Dernière chose, et non des moindres : l’Assemblée des Grecs est également persuadée qu’une partie de la fortune d’Artemis Sorras vient de la vente à Barack Obama du matériel spatial offert par le dieu Apollon.
Comme toute secte qui se respecte, l’organisation rend la vie impossible aux membres désirant la quitter pour une raison ou pour une autre. Un ancien membre de l’Assemblée m’a déclaré la chose suivante : « Peu de temps après avoir prêté serment, j’ai pu donner un coup de main dans l’organisation, j’ai vu comment les choses marchaient, et je me suis vite rendu compte qu’ils se foutaient de nous. Mais quand j’ai voulu partir, d’autres membres m’ont dit qu’ils me tabasseraient si je parlais de l’organisation à qui que ce soit. Un jour, alors que je passais devant les bureaux de l’Assemblée, un mec est sorti et a commencé à me frapper au milieu de la rue. » Les membres de l’Assemblée auraient également laissé des haches devant sa maison pour l’intimider, avant de le renverser avec une voiture.

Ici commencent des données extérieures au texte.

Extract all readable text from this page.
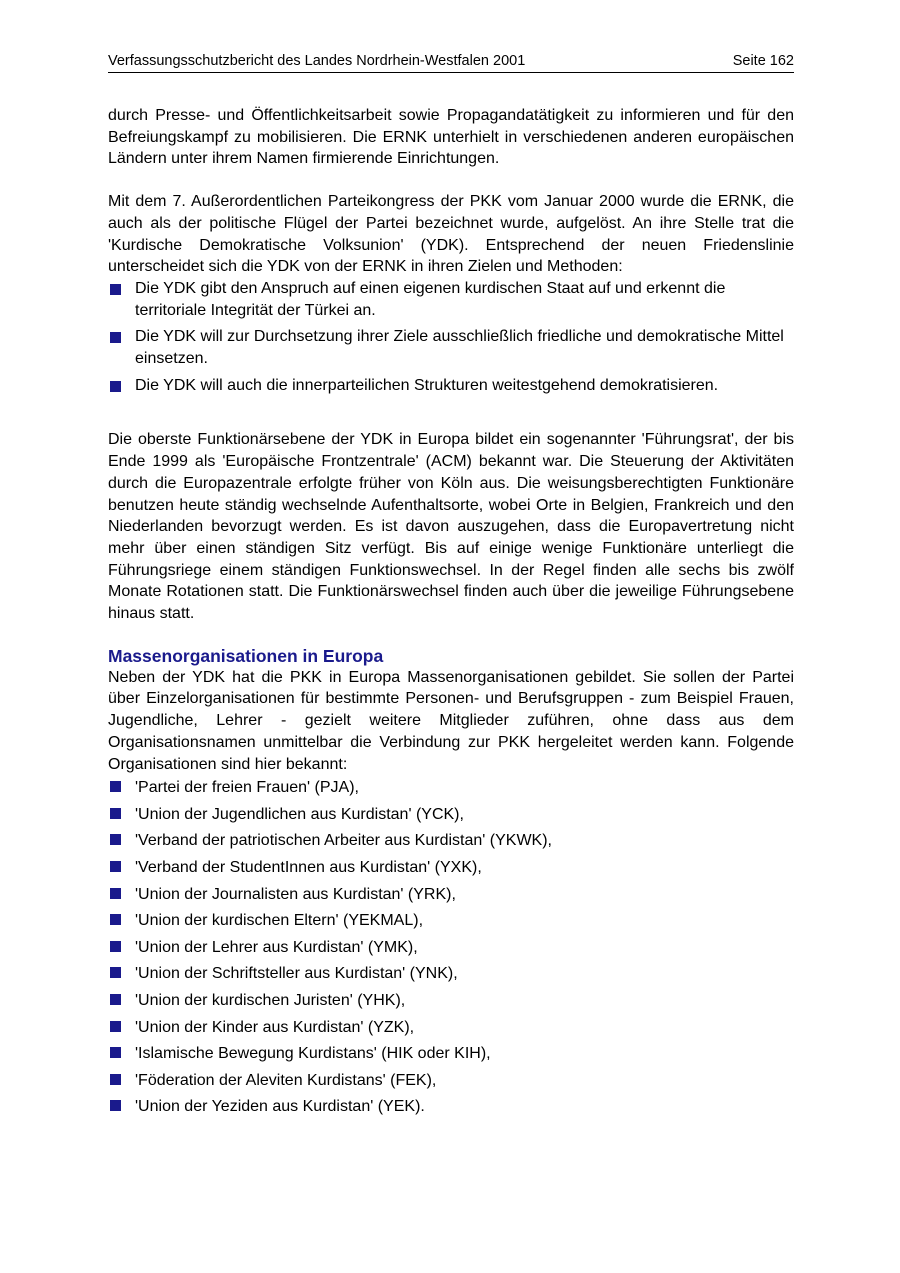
Verfassungsschutzbericht des Landes Nordrhein-Westfalen 2001	Seite 162

durch Presse- und Öffentlichkeitsarbeit sowie Propagandatätigkeit zu informieren und für den Befreiungskampf zu mobilisieren. Die ERNK unterhielt in verschiedenen anderen europäischen Ländern unter ihrem Namen firmierende Einrichtungen.

Mit dem 7. Außerordentlichen Parteikongress der PKK vom Januar 2000 wurde die ERNK, die auch als der politische Flügel der Partei bezeichnet wurde, aufgelöst. An ihre Stelle trat die 'Kurdische Demokratische Volksunion' (YDK). Entsprechend der neuen Friedenslinie unterscheidet sich die YDK von der ERNK in ihren Zielen und Methoden:

Die YDK gibt den Anspruch auf einen eigenen kurdischen Staat auf und erkennt die territoriale Integrität der Türkei an.
Die YDK will zur Durchsetzung ihrer Ziele ausschließlich friedliche und demokratische Mittel einsetzen.
Die YDK will auch die innerparteilichen Strukturen weitestgehend demokratisieren.

Die oberste Funktionärsebene der YDK in Europa bildet ein sogenannter 'Führungsrat', der bis Ende 1999 als 'Europäische Frontzentrale' (ACM) bekannt war. Die Steuerung der Aktivitäten durch die Europazentrale erfolgte früher von Köln aus. Die weisungsberechtigten Funktionäre benutzen heute ständig wechselnde Aufenthaltsorte, wobei Orte in Belgien, Frankreich und den Niederlanden bevorzugt werden. Es ist davon auszugehen, dass die Europavertretung nicht mehr über einen ständigen Sitz verfügt. Bis auf einige wenige Funktionäre unterliegt die Führungsriege einem ständigen Funktionswechsel. In der Regel finden alle sechs bis zwölf Monate Rotationen statt. Die Funktionärswechsel finden auch über die jeweilige Führungsebene hinaus statt.

Massenorganisationen in Europa

Neben der YDK hat die PKK in Europa Massenorganisationen gebildet. Sie sollen der Partei über Einzelorganisationen für bestimmte Personen- und Berufsgruppen - zum Beispiel Frauen, Jugendliche, Lehrer - gezielt weitere Mitglieder zuführen, ohne dass aus dem Organisationsnamen unmittelbar die Verbindung zur PKK hergeleitet werden kann. Folgende Organisationen sind hier bekannt:

'Partei der freien Frauen' (PJA),
'Union der Jugendlichen aus Kurdistan' (YCK),
'Verband der patriotischen Arbeiter aus Kurdistan' (YKWK),
'Verband der StudentInnen aus Kurdistan' (YXK),
'Union der Journalisten aus Kurdistan' (YRK),
'Union der kurdischen Eltern' (YEKMAL),
'Union der Lehrer aus Kurdistan' (YMK),
'Union der Schriftsteller aus Kurdistan' (YNK),
'Union der kurdischen Juristen' (YHK),
'Union der Kinder aus Kurdistan' (YZK),
'Islamische Bewegung Kurdistans' (HIK oder KIH),
'Föderation der Aleviten Kurdistans' (FEK),
'Union der Yeziden aus Kurdistan' (YEK).
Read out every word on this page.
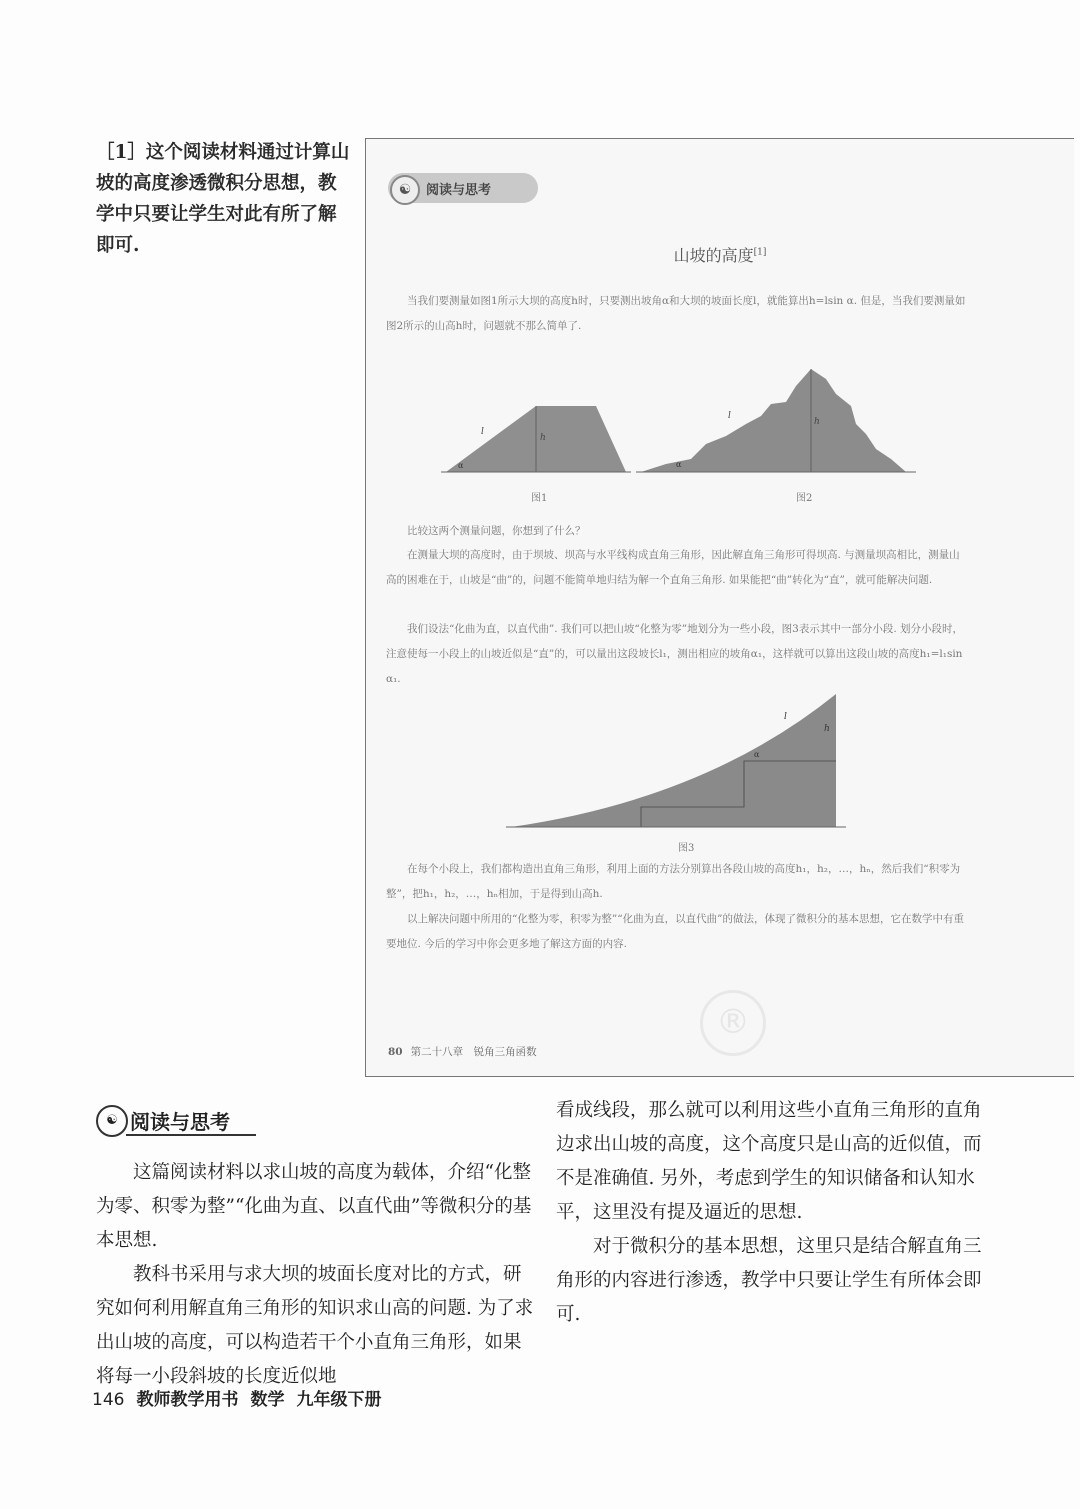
［1］这个阅读材料通过计算山坡的高度渗透微积分思想，教学中只要让学生对此有所了解即可.
☯	阅读与思考
山坡的高度[1]
当我们要测量如图1所示大坝的高度h时，只要测出坡角α和大坝的坡面长度l，就能算出h=lsin α. 但是，当我们要测量如图2所示的山高h时，问题就不那么简单了.
l
h
α
l
h
α
图1	图2
比较这两个测量问题，你想到了什么？
在测量大坝的高度时，由于坝坡、坝高与水平线构成直角三角形，因此解直角三角形可得坝高. 与测量坝高相比，测量山高的困难在于，山坡是“曲”的，问题不能简单地归结为解一个直角三角形. 如果能把“曲”转化为“直”，就可能解决问题.
我们设法“化曲为直，以直代曲”. 我们可以把山坡“化整为零”地划分为一些小段，图3表示其中一部分小段. 划分小段时，注意使每一小段上的山坡近似是“直”的，可以量出这段坡长l₁，测出相应的坡角α₁，这样就可以算出这段山坡的高度h₁=l₁sin α₁.
l
h
α
图3
在每个小段上，我们都构造出直角三角形，利用上面的方法分别算出各段山坡的高度h₁，h₂，…，hₙ，然后我们“积零为整”，把h₁，h₂，…，hₙ相加，于是得到山高h.
以上解决问题中所用的“化整为零，积零为整”“化曲为直，以直代曲”的做法，体现了微积分的基本思想，它在数学中有重要地位. 今后的学习中你会更多地了解这方面的内容.
80 第二十八章　锐角三角函数
®
☯ 阅读与思考

这篇阅读材料以求山坡的高度为载体，介绍“化整为零、积零为整”“化曲为直、以直代曲”等微积分的基本思想.

教科书采用与求大坝的坡面长度对比的方式，研究如何利用解直角三角形的知识求山高的问题. 为了求出山坡的高度，可以构造若干个小直角三角形，如果将每一小段斜坡的长度近似地

看成线段，那么就可以利用这些小直角三角形的直角边求出山坡的高度，这个高度只是山高的近似值，而不是准确值. 另外，考虑到学生的知识储备和认知水平，这里没有提及逼近的思想.

对于微积分的基本思想，这里只是结合解直角三角形的内容进行渗透，教学中只要让学生有所体会即可.

146 教师教学用书 数学 九年级下册
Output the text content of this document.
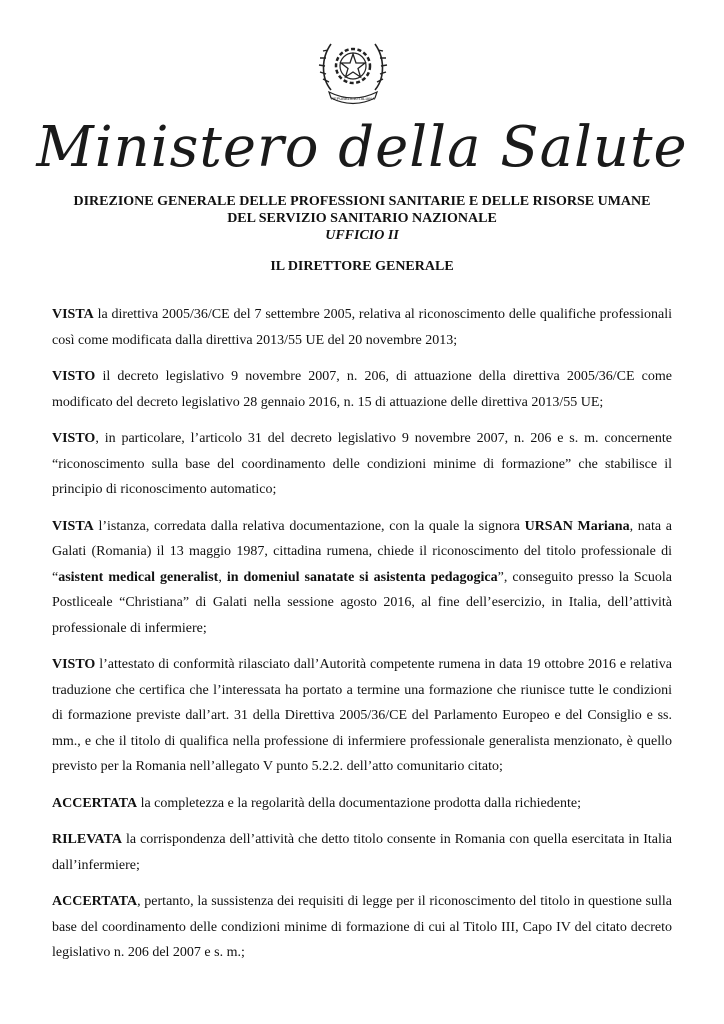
REPUBBLICA ITALIANA
Ministero della Salute
DIREZIONE GENERALE DELLE PROFESSIONI SANITARIE E DELLE RISORSE UMANE
DEL SERVIZIO SANITARIO NAZIONALE
UFFICIO II
IL DIRETTORE GENERALE

VISTA la direttiva 2005/36/CE del 7 settembre 2005, relativa al riconoscimento delle qualifiche professionali così come modificata dalla direttiva 2013/55 UE del 20 novembre 2013;

VISTO il decreto legislativo 9 novembre 2007, n. 206, di attuazione della direttiva 2005/36/CE come modificato del decreto legislativo 28 gennaio 2016, n. 15 di attuazione delle direttiva 2013/55 UE;

VISTO, in particolare, l’articolo 31 del decreto legislativo 9 novembre 2007, n. 206 e s. m. concernente “riconoscimento sulla base del coordinamento delle condizioni minime di formazione” che stabilisce il principio di riconoscimento automatico;

VISTA l’istanza, corredata dalla relativa documentazione, con la quale la signora URSAN Mariana, nata a Galati (Romania) il 13 maggio 1987, cittadina rumena, chiede il riconoscimento del titolo professionale di “asistent medical generalist, in domeniul sanatate si asistenta pedagogica”, conseguito presso la Scuola Postliceale “Christiana” di Galati nella sessione agosto 2016, al fine dell’esercizio, in Italia, dell’attività professionale di infermiere;

VISTO l’attestato di conformità rilasciato dall’Autorità competente rumena in data 19 ottobre 2016 e relativa traduzione che certifica che l’interessata ha portato a termine una formazione che riunisce tutte le condizioni di formazione previste dall’art. 31 della Direttiva 2005/36/CE del Parlamento Europeo e del Consiglio e ss. mm., e che il titolo di qualifica nella professione di infermiere professionale generalista menzionato, è quello previsto per la Romania nell’allegato V punto 5.2.2. dell’atto comunitario citato;

ACCERTATA la completezza e la regolarità della documentazione prodotta dalla richiedente;

RILEVATA la corrispondenza dell’attività che detto titolo consente in Romania con quella esercitata in Italia dall’infermiere;

ACCERTATA, pertanto, la sussistenza dei requisiti di legge per il riconoscimento del titolo in questione sulla base del coordinamento delle condizioni minime di formazione di cui al Titolo III, Capo IV del citato decreto legislativo n. 206 del 2007 e s. m.;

Un soir de janvier, une dame est passée par les bureaux de l’Assemblée. Elle avait envoyé des lettres signées aux différentes institutions à qui elle devait de l’argent, mais toutes les avaient refusées. Katerina et Antigone lui ont raconté l’histoire habituelle : il fallait qu’elle garde la foi, ou alors elle avait peut-être fait une erreur quelque part. La dame a alors fondu en larmes. Elle a dit que la banque n’arrêtait pas de l’appeler car elle n’avait pas envoyé d’argent depuis longtemps. Avant de partir, elle a menacé de traîner l’Assemblée en justice. Après son départ, les membres restants ont soupiré. « Les conneries qu’il faut pas entendre », s’est exclamé un homme assez âgé. « Si Artemis Sorras était un imposteur, ça ferait bien longtemps qu’il serait en prison. »
Le vendredi 17 mars, deux mois après mon départ de l’Assemblée des Grecs, un tribunal de Patras a reconnu Artemis Sorras et sa femme coupables de détournement de fonds, et les a condamnés à huit ans de prison sans libération conditionnelle. Artemis Sorras avait été attaqué en justice par son ancien avocat, Fotis Lepidas.
Le lendemain, M. Sorras a publié une vidéo de 20 minutes dans laquelle il évoque son procès. Il en profite pour attaquer le système judiciaire et jure de ne jamais se rendre. Il appelle les Grecs à résister et à continuer leur combat contre la corruption au sein de l’État et du système judiciaire. Artemis Sorras est actuellement en cavale. Il est recherché par les autorités grecques.